8. Il résulte de ce qui précède, sans qu’il soit besoin d’examiner les autres moyens de la requête, que l’arrêté du préfet de police du 2 février 2024 doit être annulé.
Sur les conclusions aux fins d’injonction et d’astreinte :
9. Eu égard au motif d’annulation retenu et dès lors que l’accord franco-algérien ne fait pas obstacle à l’application de la réglementation générale, désormais issue de l’article L. 432-3 du code de l’entrée et du séjour des étrangers et du droit d’asile dans sa rédaction en vigueur depuis la loi n°2024-42 du 26 janvier 2024, permettant à l’autorité administrative de refuser le renouvellement d’une carte de résident de dix ans en cas de menace grave à l’ordre public, le présent jugement implique seulement que la situation de M. B… soit réexaminée.
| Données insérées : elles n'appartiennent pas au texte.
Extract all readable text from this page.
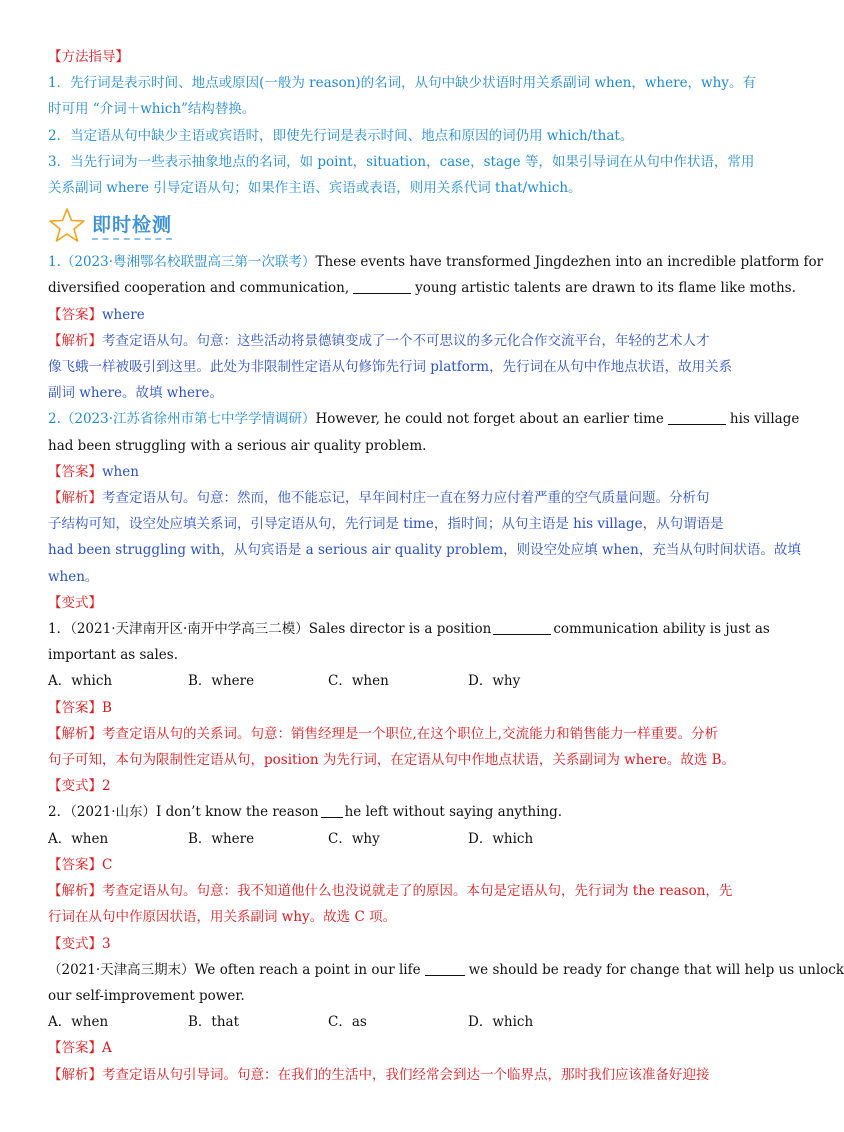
【方法指导】
1．先行词是表示时间、地点或原因(一般为 reason)的名词，从句中缺少状语时用关系副词 when，where，why。有
时可用 “介词＋which”结构替换。
2．当定语从句中缺少主语或宾语时，即使先行词是表示时间、地点和原因的词仍用 which/that。
3．当先行词为一些表示抽象地点的名词，如 point，situation，case，stage 等，如果引导词在从句中作状语，常用
关系副词 where 引导定语从句；如果作主语、宾语或表语，则用关系代词 that/which。
即时检测
1.（2023·粤湘鄂名校联盟高三第一次联考）These events have transformed Jingdezhen into an incredible platform for
diversified cooperation and communication,	young artistic talents are drawn to its flame like moths.
【答案】where
【解析】考查定语从句。句意：这些活动将景德镇变成了一个不可思议的多元化合作交流平台，年轻的艺术人才
像飞蛾一样被吸引到这里。此处为非限制性定语从句修饰先行词 platform，先行词在从句中作地点状语，故用关系
副词 where。故填 where。
2.（2023·江苏省徐州市第七中学学情调研）However, he could not forget about an earlier time	his village
had been struggling with a serious air quality problem.
【答案】when
【解析】考查定语从句。句意：然而，他不能忘记，早年间村庄一直在努力应付着严重的空气质量问题。分析句
子结构可知，设空处应填关系词，引导定语从句，先行词是 time，指时间；从句主语是 his village，从句谓语是
had been struggling with，从句宾语是 a serious air quality problem，则设空处应填 when，充当从句时间状语。故填
when。
【变式】
1．（2021·天津南开区·南开中学高三二模）Sales director is a position	communication ability is just as
important as sales.
A．which	B．where	C．when	D．why
【答案】B
【解析】考查定语从句的关系词。句意：销售经理是一个职位,在这个职位上,交流能力和销售能力一样重要。分析
句子可知，本句为限制性定语从句，position 为先行词，在定语从句中作地点状语，关系副词为 where。故选 B。
【变式】2
2．（2021·山东）I don’t know the reason he left without saying anything.
A．when	B．where	C．why	D．which
【答案】C
【解析】考查定语从句。句意：我不知道他什么也没说就走了的原因。本句是定语从句，先行词为 the reason，先
行词在从句中作原因状语，用关系副词 why。故选 C 项。
【变式】3
（2021·天津高三期末）We often reach a point in our life	we should be ready for change that will help us unlock
our self-improvement power.
A．when	B．that	C．as	D．which
【答案】A
【解析】考查定语从句引导词。句意：在我们的生活中，我们经常会到达一个临界点，那时我们应该准备好迎接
Il y a lieu d’enjoindre au préfet de police d’y procéder dans un délai de trois mois et d’accorder au requérant, sans délai et pendant toute la durée de ce réexamen, une autorisation provisoire de séjour lui permettant de travailler.
Sur les frais de justice :
7. Il y a lieu, dans les circonstances de l’espèce de mettre à la charge de l’État une somme de 1 000 euros au titre des frais exposés par M. B… et non compris dans les dépens.
D E C I D E:
Article 1er : La décision par laquelle le préfet de police de Paris a rejeté la demande de renouvellement de certificat de résidence algérien du 2 février 2024 de M. B… est annulée.
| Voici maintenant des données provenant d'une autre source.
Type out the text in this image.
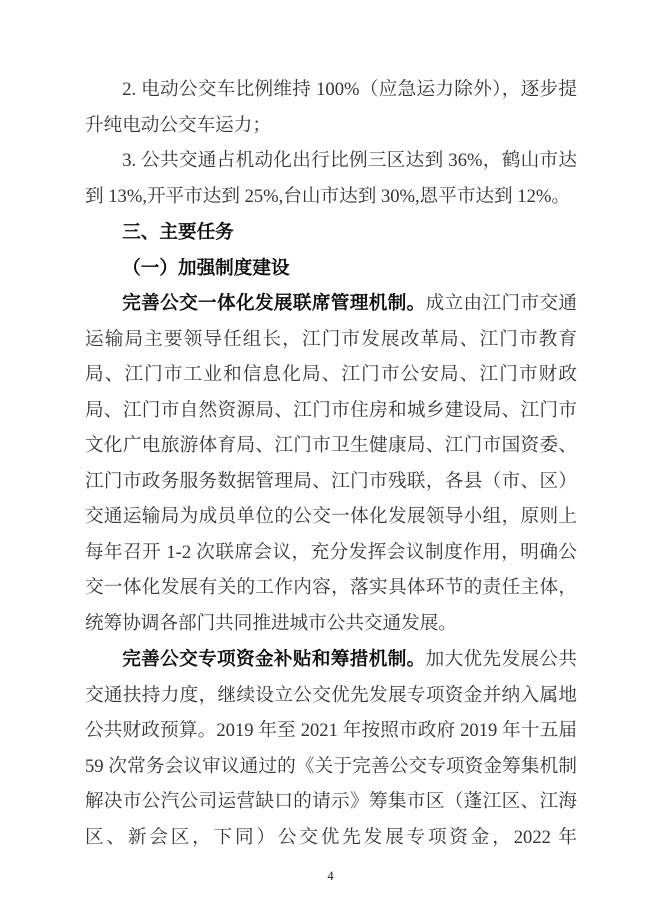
2. 电动公交车比例维持 100%（应急运力除外），逐步提升纯电动公交车运力；

3. 公共交通占机动化出行比例三区达到 36%，鹤山市达到 13%,开平市达到 25%,台山市达到 30%,恩平市达到 12%。

三、主要任务

（一）加强制度建设

完善公交一体化发展联席管理机制。成立由江门市交通运输局主要领导任组长，江门市发展改革局、江门市教育局、江门市工业和信息化局、江门市公安局、江门市财政局、江门市自然资源局、江门市住房和城乡建设局、江门市文化广电旅游体育局、江门市卫生健康局、江门市国资委、江门市政务服务数据管理局、江门市残联，各县（市、区）交通运输局为成员单位的公交一体化发展领导小组，原则上每年召开 1-2 次联席会议，充分发挥会议制度作用，明确公交一体化发展有关的工作内容，落实具体环节的责任主体，统筹协调各部门共同推进城市公共交通发展。

完善公交专项资金补贴和筹措机制。加大优先发展公共交通扶持力度，继续设立公交优先发展专项资金并纳入属地公共财政预算。2019 年至 2021 年按照市政府 2019 年十五届 59 次常务会议审议通过的《关于完善公交专项资金筹集机制解决市公汽公司运营缺口的请示》筹集市区（蓬江区、江海区、新会区，下同）公交优先发展专项资金，2022 年

4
Article 2 : Il est enjoint au préfet de police de Paris de réexaminer la situation de M. B… dans un délai de trois mois à compter de la notification du présent jugement et de lui délivrer sans délai une autorisation provisoire de séjour lui permettant de travailler.
Article 3 : L’Etat versera à M. B… une somme de 1 000 euros au titre des dispositions de l’article L. 761-1 du code de justice administrative.
Article 4 : Le présent jugement sera notifié à M. B…, et au préfet de police de Paris.
Délibéré après l’audience du 8 novembre 2024, à laquelle siégeaient :
Mme Weidenfeld, présidente,
Mme de Schotten, première conseillère,
M. Rezard, premier conseiller.
Rendu public par mise à disposition au greffe le 29 novembre 2024.
La présidente-rapporteure,
K. Weidenfeld
La première assesseure,
de Schotten
Le greffier,
A. Lemieux
La République mande et ordonne au préfet de police de Paris en ce qui le concerne ou à tous commissaires de justice à ce requis en ce qui concerne les voies de droit commun contre les parties privées, de pourvoir à l’exécution de la présente décision.